This post mainly focused on how to decipher the underlying mechanism of doubly robust estimators via logical operators, which was introduced in causal inference II course.

General Framework

Setup

Consider $n$ i.i.d. observations: $ \{ (X_i, Z_i, Y_i) \}_{i=1}^n$, where $X_i$ is the baseline covariates, $Z_i \in \{ 0,1 \}$ indicates the assignment of control or treatment group. $Y_i$ is the observed outcome for observation $i$.

Potential Outcome Model

Let $Y_i = Z_i Y_i(1) + (1-Z_i) Y_i(0)$, where $Y_i(z)$ is the potential outcome under treatment $z$. Therefore $Y_i(z)$ could be observed if sample $i$ is assigned to treatment $z$.

Estimand and Notations

Our goal is to estimate the average outcome if all the observations are assigned to treatment group $Z = 1$, and the subscript 0 indicates true unknown value throughout this post.

\[\tau_0 = E_0 (Y(1))\]

The notations for potential outcome under treatment conditioning on covariates and propensity score are as follows :

\[\begin{align*} & y_0(x_i) = E_0 (Y_i | Z_i = 1, X_i = x_i) \\ & e_0(x_i) = Pr_0 (Z_i = 1 | X_i = x_i ) \end{align*}\]

Assumptions

Assumption 1 (Strong Ignorability) \(Y_i(0), Y_i(1) \bot Z_i \ | \ X_i\)

Assumption 2 (Overlap) \(0< Pr(Z_i =1 | x_i) < 1\)

Assumption 3 (SUVTA) Stable unit treatment value assumption

Double Robustness

The following estimator is a doubly robust estimator, since it produces the correct estimation if the estimation of response surface $\hat{y}$ OR the propensity score $\hat{e}$ is correct.

\[\hat{\tau}_{DR} = \frac{1}{n} \sum \hat{y}(x_i) + \frac{y_i z_i}{\hat{e}(x_i)} - \frac{\hat{y}(x_i) z_i}{\hat{e}(x_i)}\]

Logical Operators Characterization

We define the AND operator as

\[\tau^{AND}(y,e) = \tau_0 \ \text{if} \ y=y_0 \ \text{AND} \ e = e_0\]

we then introduce OR operator as

\[\tau^{OR}(y,e) = \tau^{AND}(y,e_0) + \tau^{AND}(y_0,e) - \tau^{AND}(y,e)\]

We could observe that AND operator gives correct estimation if both $y$ and $e$ are correct, while OR operator gives correct estimation if at least one of $y$ and $e$ is correct.

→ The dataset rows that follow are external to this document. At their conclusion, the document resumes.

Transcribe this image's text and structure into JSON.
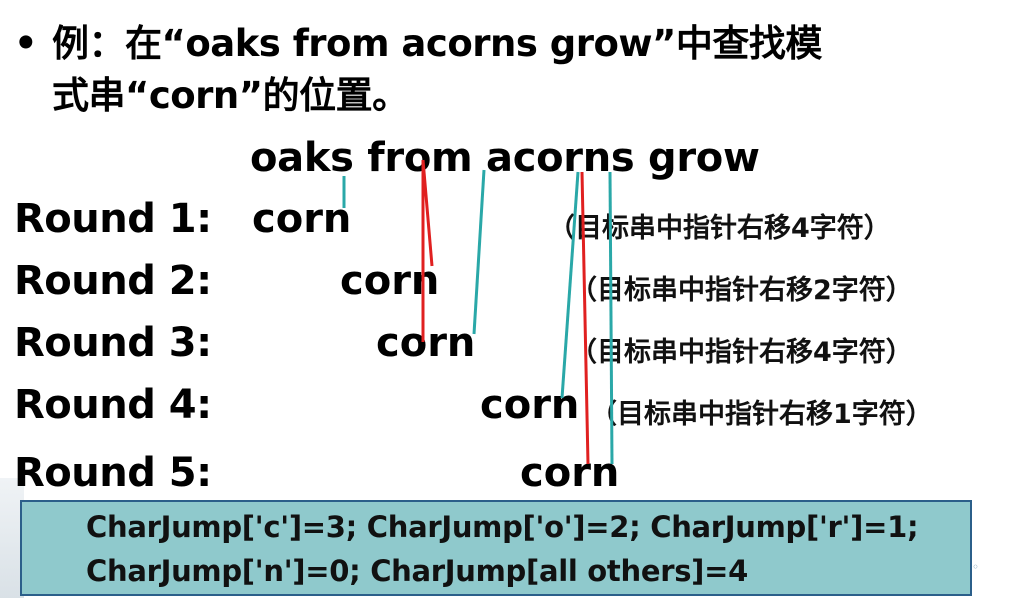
{
  "bullet": {
    "dot": "•",
    "line1": "例：在“oaks from acorns grow”中查找模",
    "line2": "式串“corn”的位置。"
  },
  "target": "oaks from acorns grow",
  "rounds": [
    {
      "label": "Round 1:",
      "pattern": "corn",
      "note": "（目标串中指针右移4字符）"
    },
    {
      "label": "Round 2:",
      "pattern": "corn",
      "note": "（目标串中指针右移2字符）"
    },
    {
      "label": "Round 3:",
      "pattern": "corn",
      "note": "（目标串中指针右移4字符）"
    },
    {
      "label": "Round 4:",
      "pattern": "corn",
      "note": "（目标串中指针右移1字符）"
    },
    {
      "label": "Round 5:",
      "pattern": "corn",
      "note": ""
    }
  ],
  "charjump": {
    "line1": "CharJump['c']=3; CharJump['o']=2; CharJump['r']=1;",
    "line2": "CharJump['n']=0; CharJump[all others]=4"
  },
  "colors": {
    "teal_line": "#2aa8a8",
    "red_line": "#e02020",
    "box_fill": "#8fc9cc",
    "box_border": "#2b5f8a"
  }
}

Next, we intuitively demonstrate that the above doubly robust estimator belongs to OR operator class.

Fig. Different estimators interpreted as logical operators $^{[1]}$ .

From the above figure, we could reformulate the doubly robust estimator as

\[\hat{\tau}_{DR} = \frac{1}{n} \sum \underbrace{\hat{y}(x_i)}_{\tau^{AND}(y,e_0)} + \underbrace{\frac{y_i z_i}{\hat{e}(x_i)}}_{\tau^{AND}(y_0,e)} - \underbrace{ \frac{\hat{y}(x_i) z_i}{\hat{e}(x_i)}}_{\tau^{AND}(y,e)}\]

The double robustness property of OR operators could be illustrated in the following scenarios:

  1. $ \hat{e} = e_0$ and $\hat{y} = y_0$ (both the propensity score model and response surface model are correct)
    All the three AND estimators $\to$ true value $\tau_0$.

  2. $ \hat{e} = e_0$ but $\hat{y} \neq y_0$ (the propensity score model is correct while the response surface model is incorrect)
    \(\tau^{AND}(y_0,e) \to \tau_0\); \(\tau^{AND}(y,e) \ \text{and} \ \tau^{AND}(y,e_0) \to\) same incorrect value. Therefore, the OR operator could offset the incorrect value.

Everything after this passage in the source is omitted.